The Frisco Kid script, about a Rabbi pairing with a gunslinger, had been bouncing around town for years and at one point John Wayne was going to play the Harrison Ford role. Wilder did an uncredited rewrite and signed on. Robert Aldrich, best known for
The Dirty Dozen and who helmed five other Westerns over his career including
Vera Cruz and
Ulzana’s Raid with Burt Lancaster, came onto the project very late. Comedy was not really his forte and he would make only one more movie. It ain’t
Blazing Saddles and the tone shifts here and there, but
The Frisco Kid somehow endures with enough laughs and two likeable stars to carry it. It only got three MoFo votes but they were all top tens: second place, fifth place, and seventh. 24+21+19 = 64.
To say
Westworld now evokes the slick, ambitious current HBO series. But the central idea of a futuristic playground where you can fu*k or fight humanoid robots who then turn on their masters to become killing machines was Michael Crichton’s.

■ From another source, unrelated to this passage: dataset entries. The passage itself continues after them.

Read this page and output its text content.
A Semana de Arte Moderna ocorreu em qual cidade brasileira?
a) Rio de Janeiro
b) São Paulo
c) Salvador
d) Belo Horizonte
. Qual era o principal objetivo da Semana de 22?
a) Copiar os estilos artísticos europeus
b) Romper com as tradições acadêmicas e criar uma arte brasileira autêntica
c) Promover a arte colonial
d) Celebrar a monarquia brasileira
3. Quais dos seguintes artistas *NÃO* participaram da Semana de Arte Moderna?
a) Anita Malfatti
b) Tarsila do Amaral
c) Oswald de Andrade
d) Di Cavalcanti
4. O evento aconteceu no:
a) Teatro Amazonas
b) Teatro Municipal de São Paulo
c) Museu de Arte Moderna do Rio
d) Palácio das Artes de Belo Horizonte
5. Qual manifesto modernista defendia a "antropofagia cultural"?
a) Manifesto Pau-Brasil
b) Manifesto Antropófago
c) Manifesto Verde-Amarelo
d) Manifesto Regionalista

Richard Benjamin and James Brolin star as two customers of the park who sign up to try out their boyhood fantasies and live inside a Western movie, complete with all of the characters you’d expect: the beautiful dance hall girls, the surly bartender, and of course the gunslinger in black (Yul Brenner). But the game is rigged, the guests always win, and after each day the broken chairs and robots are reset to start all over again. Until the robots decide they’ve had quite enough and even the odds. Crichton’s blending of Sci-Fi and the Western is still a fun, clever ride and
Westworld landed on six ballots, including second and seventh place votes. By appearing on twice as many ballots as
The Frisco Kid its 64 points settles it one spot higher on the countdown.